Melalui kaca jendela dia saksikan selang terpasang di tubuh suaminya. Butir bening membasahi kelopak matanya, seharian dia menunggu kabar dari para tenaga medis yang keluar masuk ICU. Berbagai upaya telah mereka lakukan, termasuk operasi beberapa jam lalu.
Sasmita dan Em baru datang kembali ke rumah sakit. Mereka tidak menginap, hanya Monic saja menunggui Felix. Dilihatnya punggung Monic bersender di dinding sambil terisak tangis. "Putraku akan baik-baik saja kan, Em?" tanya Sasmita menitikan air mata duduk di kursi tunggu.
"Ma, percaya sama tuhan. Kak Felix akan baik-baik aja." Em ingin sekali menangis, tapi itu akan semakin membuat ibunya kepikiran Felix. Bisa-bisa darah tingginya kambuh.
Ruang ICU terbuka, 2 dokter dan 3 perawat keluar memakai pakaian medisnya berwarna hijau. Salah satu dokter membuka masker menemui Monic.
"Vin, gimana keadaan suamiku?" Monic kenal dengan Vincent, salah satu temannya yang berprofesi sebagai dokter spesialis neurologi.
"Suami kamu mengalami cidera fatal di bagian kepala. Ada pendarahan di otak suamimu Nic, satu bagian otak bengkak dan itu cukup serius. Pembengkakan bisa menghambat aliran darah dan bisa menyebabkan matinya sel-sel di otak. Bagian paha dan dan tulang kering suamimu juga terbentur cukup keras. Bisa saja dia lumpuh, tapi Dokter Iqbal tadi masih belum memastikan kelumpuhan permanen atau hanya sementara. Dokter Iqbal akan melakukan MRI scan pada persendian kaki suamimu, nanti kalau sudah ada hasil aku kabarin, yah," tutur Vincent berat hati menyampaikan itu.
"Apa anakku akan sembuh?"
Vincent melihat Sasmita, dia duduk di sampingnya meraih tangan keriput Sasmita untuk memberikan kekuatan padanya. Empati, semua keluarga Biru pasti sangat terpukul atas tragedi kecelakaan janggal yang dialami Felix.
"Aku akan berusaha agar anakmu tetap hidup, Bu. Tapi untuk urusan nyawa manusia, itu ada di tangan tuhan.""Kamu belum bisa memastikannya, berarti suamiku akan--"

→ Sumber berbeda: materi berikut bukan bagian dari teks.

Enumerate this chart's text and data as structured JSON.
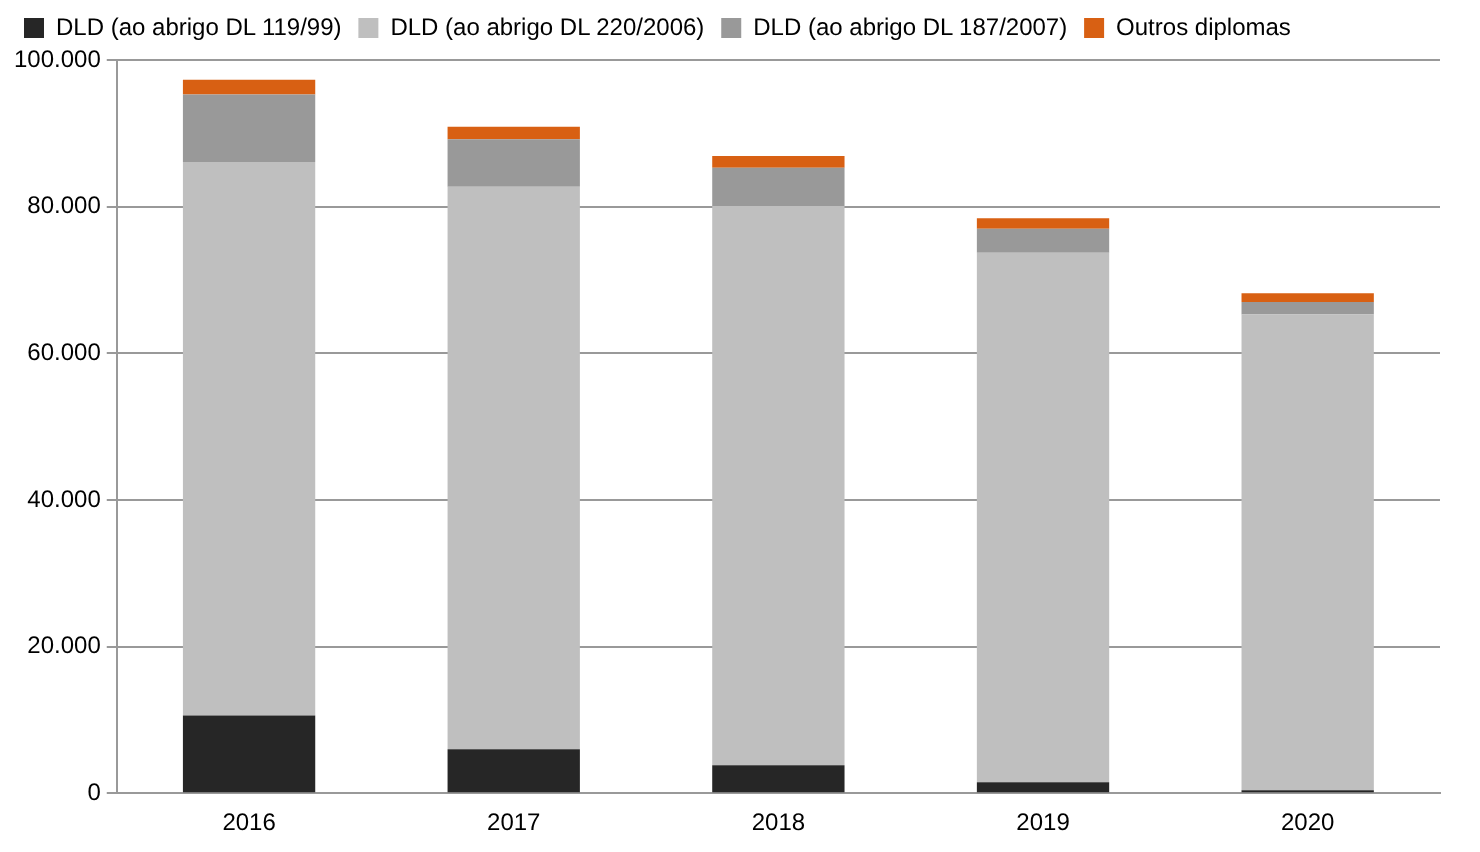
{
  "chart_data": {
    "type": "bar",
    "stacked": true,
    "categories": [
      "2016",
      "2017",
      "2018",
      "2019",
      "2020"
    ],
    "series": [
      {
        "name": "DLD (ao abrigo DL 119/99)",
        "color": "#262626",
        "values": [
          10600,
          6000,
          3800,
          1500,
          400
        ]
      },
      {
        "name": "DLD (ao abrigo DL 220/2006)",
        "color": "#bfbfbf",
        "values": [
          75500,
          76700,
          76300,
          72200,
          64900
        ]
      },
      {
        "name": "DLD (ao abrigo DL 187/2007)",
        "color": "#999999",
        "values": [
          9200,
          6500,
          5200,
          3300,
          1700
        ]
      },
      {
        "name": "Outros diplomas",
        "color": "#d86013",
        "values": [
          2000,
          1700,
          1600,
          1400,
          1200
        ]
      }
    ],
    "ylim": [
      0,
      100000
    ],
    "yticks": [
      {
        "value": 0,
        "label": "0"
      },
      {
        "value": 20000,
        "label": "20.000"
      },
      {
        "value": 40000,
        "label": "40.000"
      },
      {
        "value": 60000,
        "label": "60.000"
      },
      {
        "value": 80000,
        "label": "80.000"
      },
      {
        "value": 100000,
        "label": "100.000"
      }
    ],
    "grid": "y",
    "legend": "top"
  }
}
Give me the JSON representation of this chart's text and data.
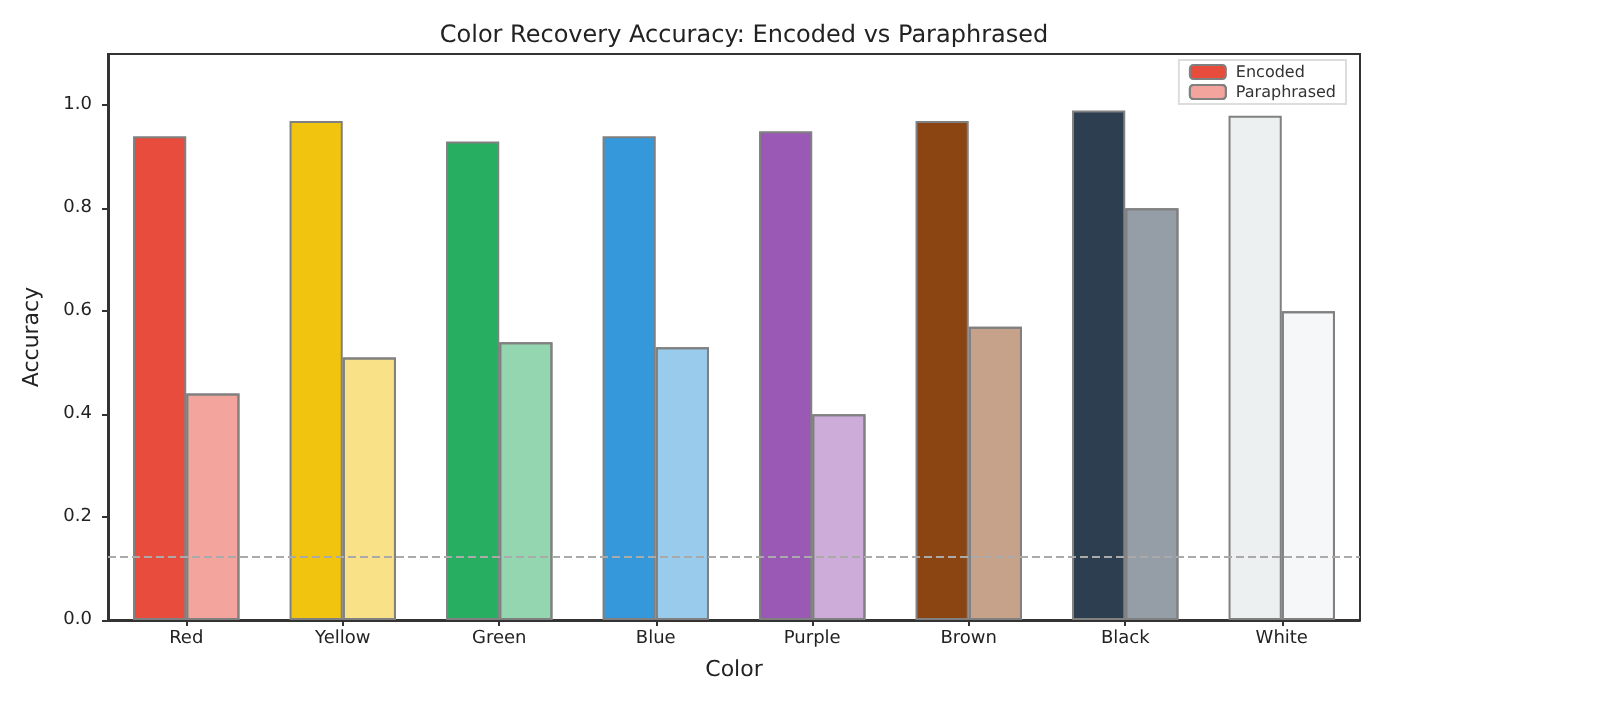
{
  "chart_data": {
    "type": "bar",
    "title": "Color Recovery Accuracy: Encoded vs Paraphrased",
    "xlabel": "Color",
    "ylabel": "Accuracy",
    "categories": [
      "Red",
      "Yellow",
      "Green",
      "Blue",
      "Purple",
      "Brown",
      "Black",
      "White"
    ],
    "series": [
      {
        "name": "Encoded",
        "color": "#e74c3c",
        "colors": [
          "#e74c3c",
          "#f1c40f",
          "#27ae60",
          "#3498db",
          "#9b59b6",
          "#8b4513",
          "#2c3e50",
          "#ecf0f1"
        ],
        "values": [
          0.94,
          0.97,
          0.93,
          0.94,
          0.95,
          0.97,
          0.99,
          0.98
        ]
      },
      {
        "name": "Paraphrased",
        "color": "#f3a59d",
        "colors": [
          "#f3a59d",
          "#f8e187",
          "#93d6af",
          "#99cbed",
          "#cdacda",
          "#c5a289",
          "#959ea7",
          "#f5f7f8"
        ],
        "values": [
          0.44,
          0.51,
          0.54,
          0.53,
          0.4,
          0.57,
          0.8,
          0.6
        ]
      }
    ],
    "ylim": [
      0,
      1.1
    ],
    "yticks": [
      {
        "value": 0,
        "label": "0.0"
      },
      {
        "value": 0.2,
        "label": "0.2"
      },
      {
        "value": 0.4,
        "label": "0.4"
      },
      {
        "value": 0.6,
        "label": "0.6"
      },
      {
        "value": 0.8,
        "label": "0.8"
      },
      {
        "value": 1,
        "label": "1.0"
      }
    ],
    "ref_lines": [
      {
        "axis": "y",
        "value": 0.125,
        "color": "#aaaaaa",
        "line_style": "dashed"
      }
    ],
    "grid": false,
    "legend": "top right"
  }
}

Vincent menyela ucapan Monic. "Nic, aku tidak mau memberikan harapan apapun. Semua bisa terjadi karena otak organ penting dalam tubuh manusia. Aku akan berusaha untuk menolongnya keluar dari masa kritisnya."
Vincent membuka hair cup medisnya. Tugas beratnya menjadi dokter adalah memperjuangkan hidup pasiennya agar tetap berada di sisi keluarga tercintanya. Dia lihat raut sendu Monic, Sasmita dan Em.
"Dok, tolong sembuhkan kakakku,"lirih Em menahan dokter Vincent pergi.
"Aku akan berusaha." Vincent memberikan senyuman, harapan mereka adalah harapannya juga.
Em menengok Monic setelah kepergian dokter Vincent. "Mba, udah telpon Aksa? kapan dia ke rumah sakit?"
"Gak bisa, Aksa selalu reject." Mata Monic sudah bengkak, kepalanya pening dan terasa berat.
"Durhaka banget tuh anak!" cerca Em emosi.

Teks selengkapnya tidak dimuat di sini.